Noel was the sixth pick in the 2013 draft. As for that draft. Five players have negotiated $20 million per year deals. Victor Oladipo. Otto Porter. C.J. McCollum. Steven Adams. Giannis Antetokounmpo. They have played more games than Noel and scored more points. The only front court player to get a huge payday, Steven Adams, has more rebounds than Noel. All five players have higher win shares.
|2013 Draft||2017-18 Salary||Games Played||Offensive Rating||Defensive Rating||Win Shares|
|Victor Oladipo #2||$21,000,000||291||101||107||13.7|
|Otto Porter #3||$24,773,250||266||116||106||17.7|
|Steven Adams #12||$22,471,910||311||114||105||19.9|
|Giannis Antetokounmpo #15||$22,471,910||318||116||104||27.0|
|drafted 6th, $4,187,600, 193 games, offensive rating 102, defensive rating 101, win shares 11.0|
There is a gulf between what Noel wants and what he can earn by way of his talent. His teammate, Harrison Barnes, will make $23 million this year. Does Noel think he is equal to Barnes who last season averaged 19.2 points and a weak 5.0 rebounds? Barnes played 79 games and started 79 games. Noel played 51 games with an underwhelming 8.7 points and 5.8 rebounds. This is the new NBA. Centers who can’t stretch the floor and make threes are expendable. Rebounding isn’t as valued as it used to be which is why Noel is here, between a rock and his dreams, making $4 million and having to prove himself.

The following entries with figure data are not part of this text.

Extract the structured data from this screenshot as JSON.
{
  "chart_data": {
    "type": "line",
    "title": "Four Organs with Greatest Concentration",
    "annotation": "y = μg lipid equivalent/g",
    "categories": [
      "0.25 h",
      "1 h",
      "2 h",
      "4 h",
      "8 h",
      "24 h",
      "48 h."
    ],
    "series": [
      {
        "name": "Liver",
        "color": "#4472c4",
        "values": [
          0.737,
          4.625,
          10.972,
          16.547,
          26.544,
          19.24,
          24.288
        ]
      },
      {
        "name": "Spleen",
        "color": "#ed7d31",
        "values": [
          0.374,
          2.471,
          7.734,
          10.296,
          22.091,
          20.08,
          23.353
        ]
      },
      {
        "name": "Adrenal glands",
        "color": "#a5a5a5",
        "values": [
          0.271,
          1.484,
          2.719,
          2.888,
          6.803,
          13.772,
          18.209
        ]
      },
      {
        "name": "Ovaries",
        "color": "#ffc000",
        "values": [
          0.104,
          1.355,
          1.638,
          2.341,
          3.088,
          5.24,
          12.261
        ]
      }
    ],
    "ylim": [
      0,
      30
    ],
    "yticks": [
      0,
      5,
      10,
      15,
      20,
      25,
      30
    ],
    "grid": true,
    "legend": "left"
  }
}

It can go either way for Noel. He may play with a chip on his shoulder and try to prove everyone wrong and the Mavs can, by default, extract the best out of his hunger if it is raw enough. For sure, the Mavs don’t care about Noel being the straw stirring the drink. It is all about Dennis Smith Jr. and Harrison Barnes being the Mavs future. They are who the organization is invested in. Rick Carlisle won’t tolerate Noel pouting or ruining anything. If he tries to go rogue to prove a point, his point will be on the bench.
Which leads Noel here. A lose-lose situation. He’s not going to get enough touches with Barnes and Smith Jr. to make himself into a double-double player. The Mavericks have a lot of offense. By his own rigidity, he has created a narrative for the league to absorb. Money hungry and greedy, wanting superstar money for role player contribution.
The organization he plays for is structured and disciplined. The system matters, players have to conform. And so Noel is left having to pick up the pieces of glass shattered when he broke the damn thing himself. Blame him.
He is trying to save face by saying he’ll bet on himself. Sounds nice. It worked for Jimmy Butler. And Bradley Beal. Scorers. Defenders in the case of Butler. Necessary for offense. The best player and the second best player on their teams, respectively. Noel has a long list of names before he reaches his as the best Mavs player.
And so the NBA is happy. A player lost their ego battle. NBA owners still have a role to play in determining who gets superstar money. The qualifying offer, though rarely used, works in extreme or, should I say, egregious cases.
But here are the facts. 41 NBA players will make $20 million in 2017-18. Four are centers. Stephen Adams and DeAndre Jordan are the only centers who don’t average 10 points a game for their career. But in 2016-17 Adams played 80 games, Jordan played 81 games. It’s the template. Noel will have to play nearly a full slate of games and be an impact player. He is going to have to prove his worth as it pertains to what we know right now: Nerlens Noel wants to be paid like Serge Ibaka. (Ibaka was in the NBA Finals in 2012. Noel has never been in the playoffs).
If pressure he wanted, pressure is here.